Mas os opositores da Monarquia, apesar de o crime ter sido elucidado rapidamente, ficaram com muitas dúvidas que exigiam serem esclarecidas. Em primeiro lugar queriam saber porque os três culpados do roubo foram imediatamente soltos. Outro fato muito intrigante era explicar porque o autor do crime, que anteriormente já havia sido afastado do serviço do palácio por suspeita de roubo, morava em uma casa pertencente à coroa, situada na Quinta da Boa Vista e porque, mesmo após o roubo das joias, continuou a morar na mesma casa, a poucos metros do lamaçal onde havia escondido o produto do roubo. Estranhamente também, ainda após o roubo, o funcionário encarregado de guardar as joias da Imperatriz continuava de posse das chaves do palácio.  

Os detratores levantavam também suspeitas sobre o fato de que os dois policiais que solucionaram o crime terem sido agraciados por D. Pedro II, um com a Comenda da Rosa e outro o grau de cavaleiro. Esses inimigos acusavam o Imperador de que ao agradá-los, só poderia estar querendo comprar o seu silêncio, pois no curso das investigações, diziam eles, teriam descoberto fatos desabonadores da conduta conjugal do imperador.

Diante de tantas suspeitas a imprensa se indignou. Nessa revolta, dando menos valor ao furto em si, do ao seu  conteúdo político, a Gazeta de Notícias bradava: “No Brasil não há legalidade”! “O Brasil é uma folia organizada”! Inclusive o fato das joias terem sido descobertas em um lamaçal, dava motivos para a oposição dizer que a justiça do Império estava “enterrada na lama”.

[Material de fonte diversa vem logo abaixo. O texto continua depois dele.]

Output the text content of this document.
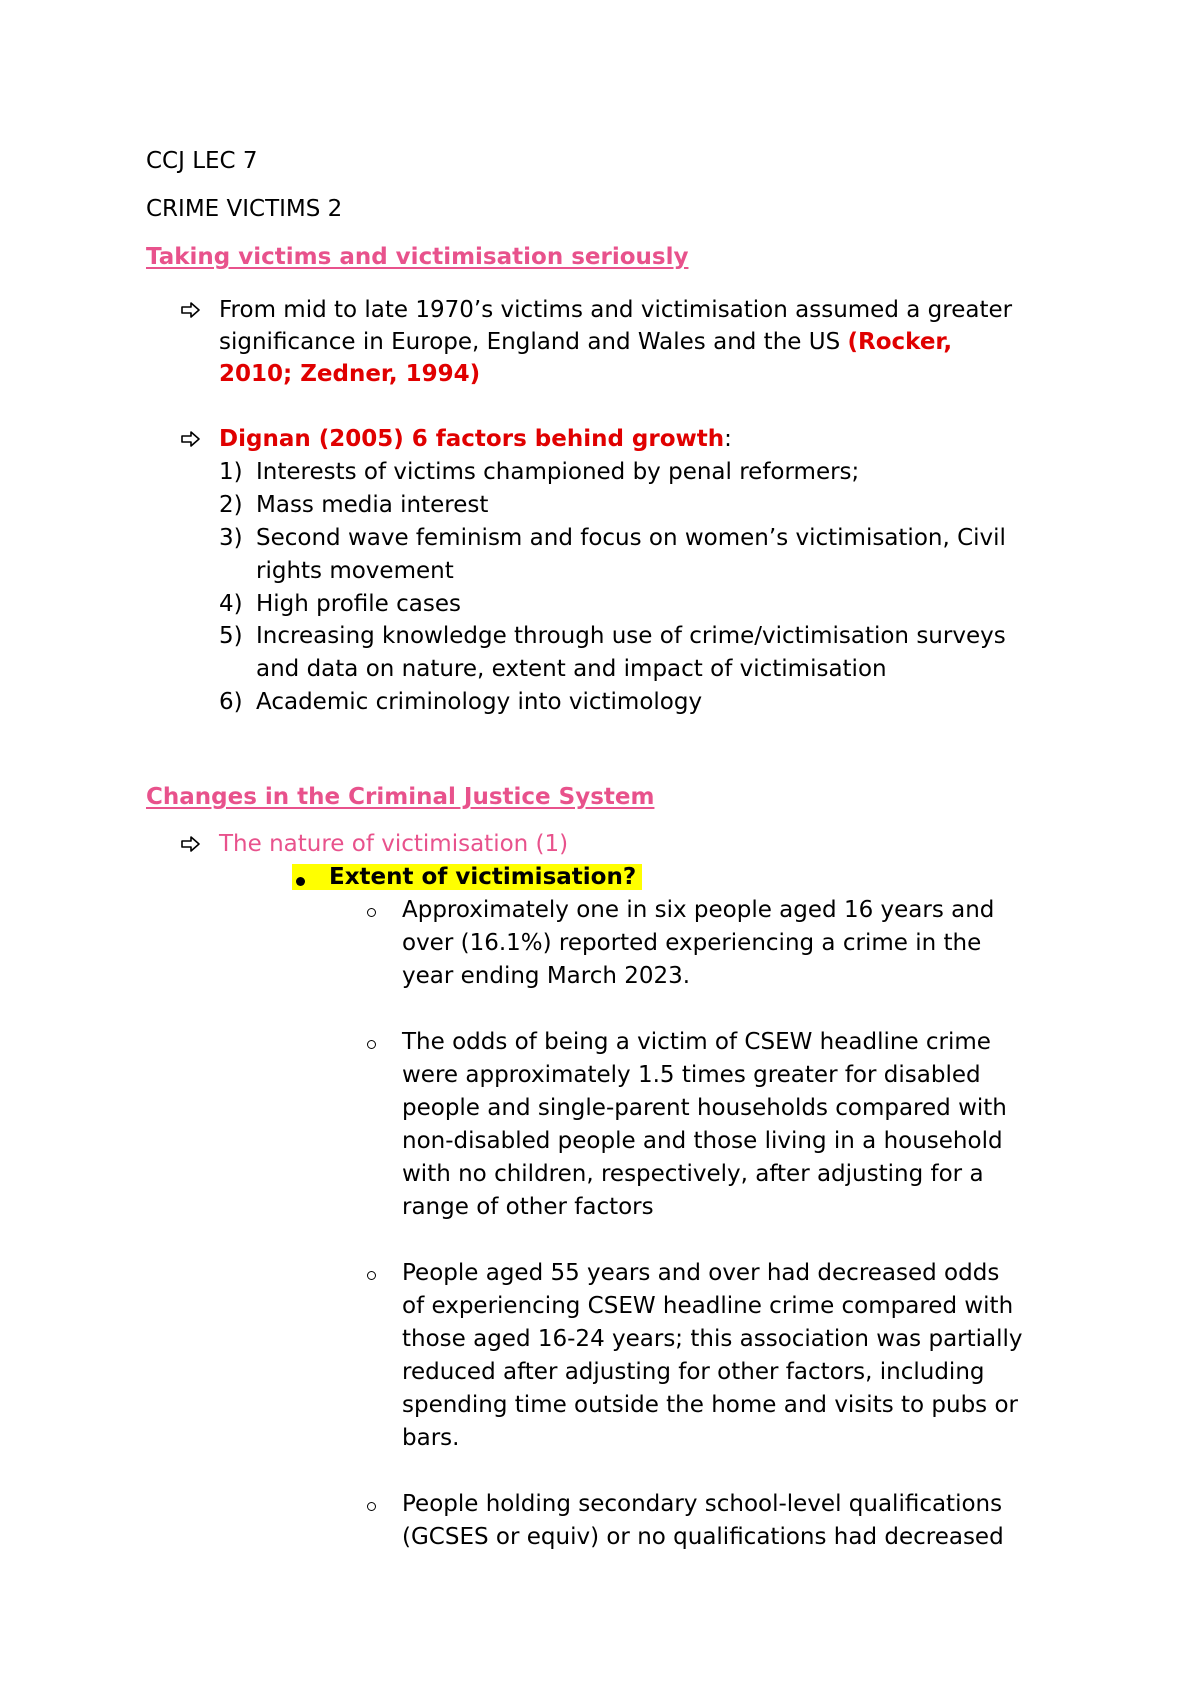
CCJ LEC 7
CRIME VICTIMS 2
Taking victims and victimisation seriously
From mid to late 1970’s victims and victimisation assumed a greater
significance in Europe, England and Wales and the US (Rocker,
2010; Zedner, 1994)
Dignan (2005) 6 factors behind growth:
1) Interests of victims championed by penal reformers;
2) Mass media interest
3) Second wave feminism and focus on women’s victimisation, Civil
rights movement
4) High profile cases
5) Increasing knowledge through use of crime/victimisation surveys
and data on nature, extent and impact of victimisation
6) Academic criminology into victimology
Changes in the Criminal Justice System
The nature of victimisation (1)
Extent of victimisation?
Approximately one in six people aged 16 years and
over (16.1%) reported experiencing a crime in the
year ending March 2023.
The odds of being a victim of CSEW headline crime
were approximately 1.5 times greater for disabled
people and single-parent households compared with
non-disabled people and those living in a household
with no children, respectively, after adjusting for a
range of other factors
People aged 55 years and over had decreased odds
of experiencing CSEW headline crime compared with
those aged 16-24 years; this association was partially
reduced after adjusting for other factors, including
spending time outside the home and visits to pubs or
bars.
People holding secondary school-level qualifications
(GCSES or equiv) or no qualifications had decreased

Posteriormente, durante toda a República e até os dias de hoje, a expressão “mar de lama”, ali surgida, sempre foi usada em diferentes ocasiões e nas mais diversas circunstâncias de governo.

Mateus Cosentino
Sampa – 31.05.2017

Nota: Os fatos descritos neste texto foram baseados em  diversos artigos da enciclopédia livre Wikipédia e particularmente da página 68 da Revista de História da Biblioteca Nacional de junho de 2007, em relato assinado por Bárbara Simões Daibert e Robert Daibert Júnior.